A couple of strange things happened this year in Oklahoma's pursuit of national championships in its two diamond sports.
The Sooner softball team, which has owned the Women's College World Series in recent seasons, was missing in action at this year's annual event. That's an extremely rare occurrence going back a quarter of a century.
Meanwhile, the Oklahoma baseball team, losers of seven of its last 10 regular-season games and a long shot at best at that point to make it to the men's version of the College World Series this season, has defied the odds and is back on the CWS stage as one of eight teams competing for this year's national championship.
Sooners continue magical run in CWS just after Patty Gasso's program missed the WCWS
Patty Gasso's OU softball team has won six NCAA championship in the last 10 seasons and had been to the Women's College World Series for nine consecutive seasons entering the 2026 season. The No. 3 national seed Sooners not only were considered a virtual lock to make this year's WCWS, but a favorite to win it all for what would have been a fifth time in six seasons.
That, of course, did not come to pass as Oklahoma lost two of three games to Mississippi State in a Super Regional hosted by the Sooners, thus replacing the mighty powerhouse from Norman at college softball's annual Division I championship finale in what had to be one of the biggest surprises of the entire season.
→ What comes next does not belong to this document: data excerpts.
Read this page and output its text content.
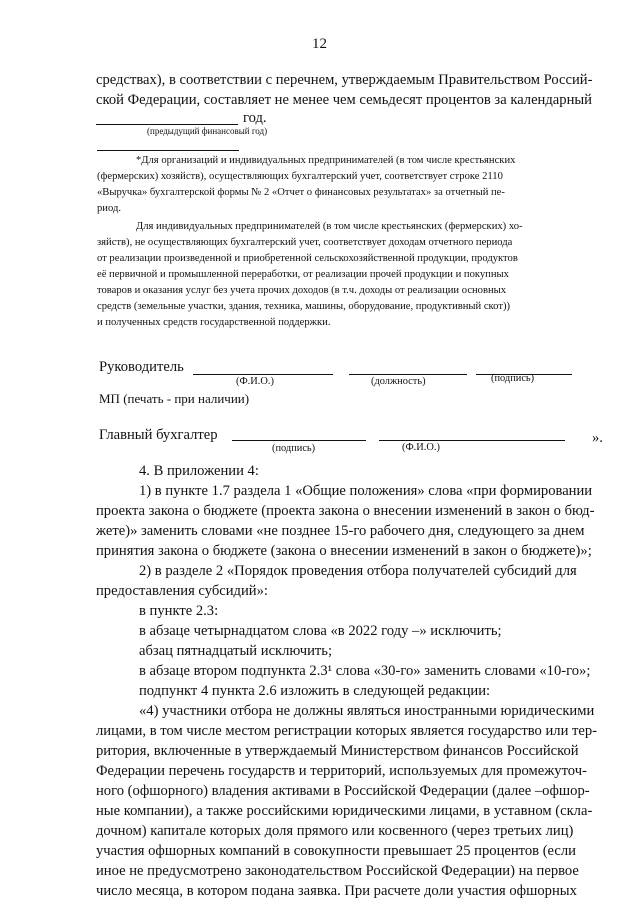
12
средствах), в соответствии с перечнем, утверждаемым Правительством Россий-
ской Федерации, составляет не менее чем семьдесят процентов за календарный
год.
(предыдущий финансовый год)
*Для организаций и индивидуальных предпринимателей (в том числе крестьянских
(фермерских) хозяйств), осуществляющих бухгалтерский учет, соответствует строке 2110
«Выручка» бухгалтерской формы № 2 «Отчет о финансовых результатах» за отчетный пе-
риод.
Для индивидуальных предпринимателей (в том числе крестьянских (фермерских) хо-
зяйств), не осуществляющих бухгалтерский учет, соответствует доходам отчетного периода
от реализации произведенной и приобретенной сельскохозяйственной продукции, продуктов
её первичной и промышленной переработки, от реализации прочей продукции и покупных
товаров и оказания услуг без учета прочих доходов (в т.ч. доходы от реализации основных
средств (земельные участки, здания, техника, машины, оборудование, продуктивный скот))
и полученных средств государственной поддержки.
Руководитель
(Ф.И.О.)	(должность)	(подпись)
МП (печать - при наличии)
Главный бухгалтер
(подпись)	(Ф.И.О.)
».
4. В приложении 4:
1) в пункте 1.7 раздела 1 «Общие положения» слова «при формировании
проекта закона о бюджете (проекта закона о внесении изменений в закон о бюд-
жете)» заменить словами «не позднее 15-го рабочего дня, следующего за днем
принятия закона о бюджете (закона о внесении изменений в закон о бюджете)»;
2) в разделе 2 «Порядок проведения отбора получателей субсидий для
предоставления субсидий»:
в пункте 2.3:
в абзаце четырнадцатом слова «в 2022 году –» исключить;
абзац пятнадцатый исключить;
в абзаце втором подпункта 2.3¹ слова «30-го» заменить словами «10-го»;
подпункт 4 пункта 2.6 изложить в следующей редакции:
«4) участники отбора не должны являться иностранными юридическими
лицами, в том числе местом регистрации которых является государство или тер-
ритория, включенные в утверждаемый Министерством финансов Российской
Федерации перечень государств и территорий, используемых для промежуточ-
ного (офшорного) владения активами в Российской Федерации (далее –офшор-
ные компании), а также российскими юридическими лицами, в уставном (скла-
дочном) капитале которых доля прямого или косвенного (через третьих лиц)
участия офшорных компаний в совокупности превышает 25 процентов (если
иное не предусмотрено законодательством Российской Федерации) на первое
число месяца, в котором подана заявка. При расчете доли участия офшорных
The Sooners have been a regular fixture at the WCWS for the better part of this century. But despite winning 52 of 62 games this season, being ranked No. 1 in the nation for a brief spell in April and winning the SEC regular-season championship for a second straight season, OU fell flat at the worst possible time and missed out on its annual trek up Interstate 35 to Oklahoma City and what has become the Sooners' home away from home in the world of college softball.
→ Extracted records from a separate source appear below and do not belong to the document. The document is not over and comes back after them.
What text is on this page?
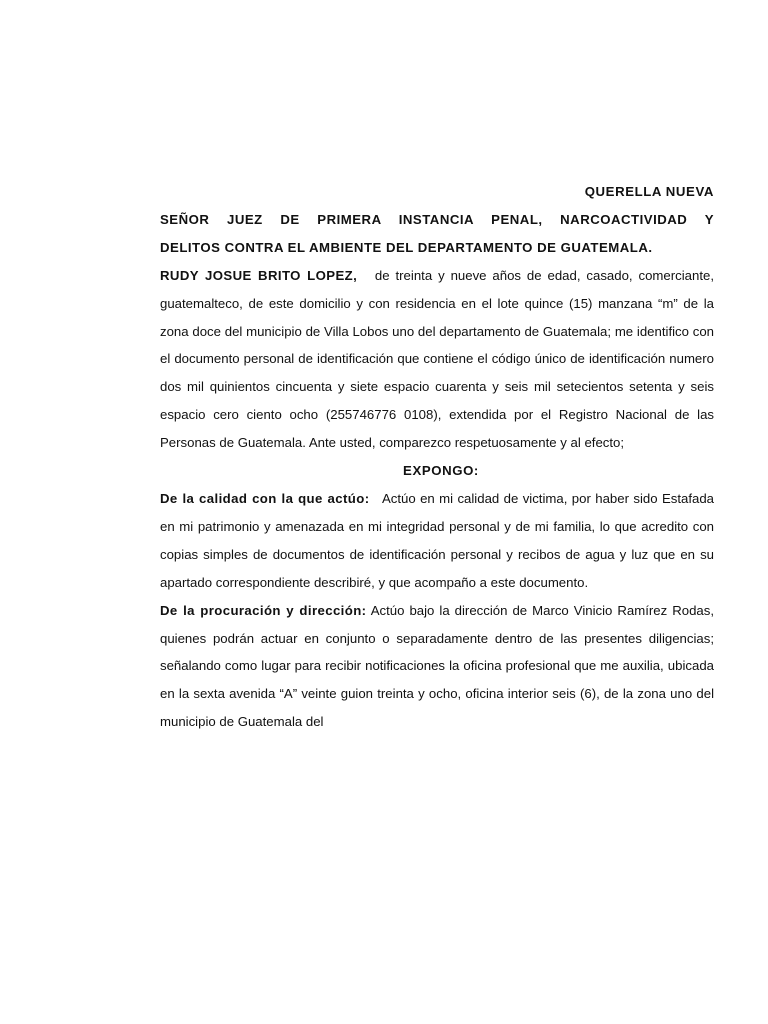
QUERELLA NUEVA

SEÑOR JUEZ DE PRIMERA INSTANCIA PENAL, NARCOACTIVIDAD Y
DELITOS CONTRA EL AMBIENTE DEL DEPARTAMENTO DE GUATEMALA.

RUDY JOSUE BRITO LOPEZ, de treinta y nueve años de edad, casado, comerciante, guatemalteco, de este domicilio y con residencia en el lote quince (15) manzana “m” de la zona doce del municipio de Villa Lobos uno del departamento de Guatemala; me identifico con el documento personal de identificación que contiene el código único de identificación numero dos mil quinientos cincuenta y siete espacio cuarenta y seis mil setecientos setenta y seis espacio cero ciento ocho (255746776 0108), extendida por el Registro Nacional de las Personas de Guatemala. Ante usted, comparezco respetuosamente y al efecto;

EXPONGO:

De la calidad con la que actúo: Actúo en mi calidad de victima, por haber sido Estafada en mi patrimonio y amenazada en mi integridad personal y de mi familia, lo que acredito con copias simples de documentos de identificación personal y recibos de agua y luz que en su apartado correspondiente describiré, y que acompaño a este documento.

De la procuración y dirección: Actúo bajo la dirección de Marco Vinicio Ramírez Rodas, quienes podrán actuar en conjunto o separadamente dentro de las presentes diligencias; señalando como lugar para recibir notificaciones la oficina profesional que me auxilia, ubicada en la sexta avenida “A” veinte guion treinta y ocho, oficina interior seis (6), de la zona uno del municipio de Guatemala del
Oklahoma does have a College World Series representative this season after all, though, with the Sooner men coming out of the shadows with a magical postseason run that has landed them in the Men's College World Series for the 12th time and their second appearance in five seasons.
What's ironic is, less than a month ago, OU softball and OU baseball were two programs headed in opposite directions as far as their ascendancy onto the 2026 postseason stage. The widespread expectation was that the softball crew would power its way through regionals and super regionals as it had all season long and be a tough out, as always, in Oklahoma City.
That was not the same feeling with the baseball Sooners. Oklahoma had held its own in the country's strongest baseball league. Even then, the Sooners finished tied for 11th in a conference that ended up sending 12 participants to this year's NCAA Tournament and five to the MCWS.
As the proverbial saying goes, "It's not how you start but how you finish that matters," and since the start of the NCAA Tournament, there hasn't been a college baseball team hotter than the Sooners. A team that hit a pedestrian .280 during the season is batting a collective .338 with 70 runs scored (10 per game) and 18 home runs in postseason play. OU had only hit 66 home runs all season entering the NCAA postseason.
Surprises are definitely a part of the postseason. After all, that's what makes the action so exciting and must-see television viewing. With regard to the Sooner softball season, OU played at its typical championship level throughout the season. You don't win 50 games if you're not very good.
But fans tend to overlook the fact that this was a very young Oklahoma team with 14 of its 21-member roster being freshmen and sophomores. It is a group that is still learning and gaining prime-time experience. Barring any unforeseen transfer losses of key personnel, OU softball should be back stronger and better next season.
Oklahoma baseball, on the other hand, was never expected to be still playing at this stage of the season. The transformation that the Sooners have undergone in the NCAA Tournament truly has been Sooner Magic. No one but the Sooner players themselves would have believed a few short weeks ago that something like this was possible, especially having to go on the road and beat two top-15 national seeds to earn their way to the Men's College World Series.
You be the judge, but for me, what the OU Boys of Summer have managed to achieve once the calendar flipped to June goes beyond surprising, approaching shocking -- even extraordinary.